In 2015, the World Health Organization's International Agency for Research on Cancer (IARC) also concluded there is "strong evidence" exposure to glyphosate can cause DNA damage.
But the officials in the Assessment Group on Glyphosate (AGG) - consisting of EU member states France, Hungary, the Netherlands and Sweden - rejected these studies and concluded that glyphosate is safe and could be re-licensed.
"Now it appears that the EU is repeating the same mistake," Knasmüller said.
In 2019, a US court found that Roundup - a Bayer-produced glyphosate-based herbicide - probably causes cancer and Bayer had acted maliciously in hiding this fact.
€9bn in settlements already
The company has since been targeted by more than 125,000 lawsuits from plaintiffs who claim the use of glyphosate contributed to their non-Hodgkin's lymphoma. The company has already paid out almost €9bn in settlements last year.
"Worryingly, these industry-sponsored studies are now at the heart of the current EU market approval process of Glyphosate," Angeliki Lyssimachou, a science policy officer at the Brussels based NGO Health and Environment Alliance (HEAL) said.

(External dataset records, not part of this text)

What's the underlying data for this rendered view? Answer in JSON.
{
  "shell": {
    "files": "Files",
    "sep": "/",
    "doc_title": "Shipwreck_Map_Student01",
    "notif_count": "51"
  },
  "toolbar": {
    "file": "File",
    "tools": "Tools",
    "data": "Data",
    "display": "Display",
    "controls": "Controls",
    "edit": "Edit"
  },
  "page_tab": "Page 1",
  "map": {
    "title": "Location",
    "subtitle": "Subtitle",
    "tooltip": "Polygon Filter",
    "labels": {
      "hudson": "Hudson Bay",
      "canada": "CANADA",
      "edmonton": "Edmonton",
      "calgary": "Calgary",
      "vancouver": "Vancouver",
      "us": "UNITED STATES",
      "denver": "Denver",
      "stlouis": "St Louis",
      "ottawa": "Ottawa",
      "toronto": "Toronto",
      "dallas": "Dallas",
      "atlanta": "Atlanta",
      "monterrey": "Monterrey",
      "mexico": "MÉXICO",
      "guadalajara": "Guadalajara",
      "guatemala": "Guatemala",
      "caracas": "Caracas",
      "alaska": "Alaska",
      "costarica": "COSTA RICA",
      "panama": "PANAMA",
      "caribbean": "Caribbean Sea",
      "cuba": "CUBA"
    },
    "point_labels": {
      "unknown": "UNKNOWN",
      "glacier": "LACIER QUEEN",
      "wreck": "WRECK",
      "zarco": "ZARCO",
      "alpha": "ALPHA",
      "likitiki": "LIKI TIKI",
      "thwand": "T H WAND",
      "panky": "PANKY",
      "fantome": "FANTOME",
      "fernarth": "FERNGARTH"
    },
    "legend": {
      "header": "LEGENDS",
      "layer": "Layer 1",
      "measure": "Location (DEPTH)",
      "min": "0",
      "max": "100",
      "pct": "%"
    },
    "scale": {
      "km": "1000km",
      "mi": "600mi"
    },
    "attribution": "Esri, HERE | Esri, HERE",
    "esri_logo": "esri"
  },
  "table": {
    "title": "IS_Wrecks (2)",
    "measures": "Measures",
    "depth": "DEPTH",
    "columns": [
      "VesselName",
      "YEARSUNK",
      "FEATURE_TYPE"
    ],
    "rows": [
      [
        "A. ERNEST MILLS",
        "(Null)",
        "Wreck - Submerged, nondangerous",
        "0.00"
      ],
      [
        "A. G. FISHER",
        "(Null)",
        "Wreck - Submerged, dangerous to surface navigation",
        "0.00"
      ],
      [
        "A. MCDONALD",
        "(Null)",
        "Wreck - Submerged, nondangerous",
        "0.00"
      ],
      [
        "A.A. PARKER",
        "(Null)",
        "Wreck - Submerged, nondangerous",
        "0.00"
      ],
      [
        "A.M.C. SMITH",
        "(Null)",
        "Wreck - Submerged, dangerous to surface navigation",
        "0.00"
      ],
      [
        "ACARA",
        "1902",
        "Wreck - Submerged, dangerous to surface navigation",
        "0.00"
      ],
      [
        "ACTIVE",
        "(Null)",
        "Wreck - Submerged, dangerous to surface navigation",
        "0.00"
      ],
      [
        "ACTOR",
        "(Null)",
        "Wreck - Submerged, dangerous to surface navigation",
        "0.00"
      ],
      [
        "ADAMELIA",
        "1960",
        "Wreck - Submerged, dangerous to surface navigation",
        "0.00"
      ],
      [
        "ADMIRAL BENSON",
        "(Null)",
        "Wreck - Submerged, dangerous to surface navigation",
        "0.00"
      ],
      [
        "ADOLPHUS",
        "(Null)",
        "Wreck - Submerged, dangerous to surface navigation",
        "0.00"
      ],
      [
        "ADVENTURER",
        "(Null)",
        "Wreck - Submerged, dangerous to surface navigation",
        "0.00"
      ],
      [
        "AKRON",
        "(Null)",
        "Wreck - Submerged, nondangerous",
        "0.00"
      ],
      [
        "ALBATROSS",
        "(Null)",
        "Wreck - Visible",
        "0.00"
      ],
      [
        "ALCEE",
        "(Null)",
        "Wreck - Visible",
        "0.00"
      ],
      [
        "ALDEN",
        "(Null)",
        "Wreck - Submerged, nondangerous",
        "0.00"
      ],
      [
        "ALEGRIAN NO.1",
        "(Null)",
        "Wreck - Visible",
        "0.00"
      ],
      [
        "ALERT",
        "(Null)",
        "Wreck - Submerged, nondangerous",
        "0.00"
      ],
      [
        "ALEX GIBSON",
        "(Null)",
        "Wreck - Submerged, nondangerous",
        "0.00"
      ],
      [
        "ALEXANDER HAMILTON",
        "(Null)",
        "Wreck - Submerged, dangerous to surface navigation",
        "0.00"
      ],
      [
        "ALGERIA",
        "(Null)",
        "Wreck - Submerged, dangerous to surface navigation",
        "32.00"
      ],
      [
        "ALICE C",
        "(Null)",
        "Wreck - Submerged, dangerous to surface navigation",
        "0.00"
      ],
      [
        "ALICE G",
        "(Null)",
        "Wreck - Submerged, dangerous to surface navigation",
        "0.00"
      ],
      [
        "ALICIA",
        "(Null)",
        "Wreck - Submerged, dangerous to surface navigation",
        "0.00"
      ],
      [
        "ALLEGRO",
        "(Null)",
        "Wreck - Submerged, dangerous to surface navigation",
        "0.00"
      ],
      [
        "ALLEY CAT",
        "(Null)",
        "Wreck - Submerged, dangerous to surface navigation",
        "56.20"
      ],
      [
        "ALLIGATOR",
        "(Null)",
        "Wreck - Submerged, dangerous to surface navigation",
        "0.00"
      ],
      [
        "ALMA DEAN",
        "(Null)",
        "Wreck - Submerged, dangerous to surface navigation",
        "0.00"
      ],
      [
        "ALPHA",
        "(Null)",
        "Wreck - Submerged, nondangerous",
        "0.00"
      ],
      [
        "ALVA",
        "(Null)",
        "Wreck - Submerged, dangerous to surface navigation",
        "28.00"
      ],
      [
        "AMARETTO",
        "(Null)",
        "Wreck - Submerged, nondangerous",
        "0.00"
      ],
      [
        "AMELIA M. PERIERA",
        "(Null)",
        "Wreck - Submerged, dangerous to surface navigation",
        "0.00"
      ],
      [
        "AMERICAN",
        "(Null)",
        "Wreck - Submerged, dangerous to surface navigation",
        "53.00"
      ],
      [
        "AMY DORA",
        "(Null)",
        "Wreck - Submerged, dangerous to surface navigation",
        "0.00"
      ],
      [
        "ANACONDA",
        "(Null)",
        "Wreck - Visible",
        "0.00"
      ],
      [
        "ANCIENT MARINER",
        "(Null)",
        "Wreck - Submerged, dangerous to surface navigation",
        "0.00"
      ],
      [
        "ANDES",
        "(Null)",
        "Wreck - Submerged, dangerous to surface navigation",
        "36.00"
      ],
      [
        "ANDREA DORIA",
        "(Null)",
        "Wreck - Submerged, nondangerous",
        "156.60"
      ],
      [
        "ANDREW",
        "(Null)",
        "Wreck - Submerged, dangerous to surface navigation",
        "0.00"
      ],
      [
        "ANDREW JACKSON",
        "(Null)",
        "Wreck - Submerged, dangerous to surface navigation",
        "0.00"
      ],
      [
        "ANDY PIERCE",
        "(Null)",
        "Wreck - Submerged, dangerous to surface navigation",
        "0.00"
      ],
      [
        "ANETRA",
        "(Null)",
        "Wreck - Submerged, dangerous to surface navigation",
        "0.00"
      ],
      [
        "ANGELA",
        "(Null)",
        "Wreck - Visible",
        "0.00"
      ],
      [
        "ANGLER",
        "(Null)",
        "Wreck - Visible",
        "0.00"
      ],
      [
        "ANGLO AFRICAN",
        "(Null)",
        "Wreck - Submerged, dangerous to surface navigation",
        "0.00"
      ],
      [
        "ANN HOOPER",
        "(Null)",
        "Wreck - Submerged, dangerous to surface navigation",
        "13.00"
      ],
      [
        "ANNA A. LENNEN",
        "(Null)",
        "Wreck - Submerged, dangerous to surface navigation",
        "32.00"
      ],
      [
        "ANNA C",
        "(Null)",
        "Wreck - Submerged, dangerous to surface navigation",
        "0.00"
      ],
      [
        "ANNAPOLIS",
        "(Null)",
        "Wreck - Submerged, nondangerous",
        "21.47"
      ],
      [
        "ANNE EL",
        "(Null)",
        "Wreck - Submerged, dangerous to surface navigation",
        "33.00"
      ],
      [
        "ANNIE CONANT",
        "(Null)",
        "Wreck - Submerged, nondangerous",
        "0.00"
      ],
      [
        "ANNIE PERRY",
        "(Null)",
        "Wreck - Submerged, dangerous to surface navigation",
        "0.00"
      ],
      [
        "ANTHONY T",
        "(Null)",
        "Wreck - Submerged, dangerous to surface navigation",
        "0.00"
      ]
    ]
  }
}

EU officials have in the past refused to share details of the manufacturer's literature studies, but a March 2019 ruling by the European Court of Justice (ECJ) found this was illegal.
This allowed independent researchers to review the materials for the first time.
In a separate development this week, the incoming German coalition government agreed to cut the use of the weedkiller and remove glyphosate from the market by the end of 2023.
"The writing is on the wall for glyphosate," Global2000 researcher Helmut Burtscher Schaden said in a statement. "Yet here we see EU officials deliberately baking in another relicensing. That is bad."
A final decision on glyphosate will be taken by EU member states next year.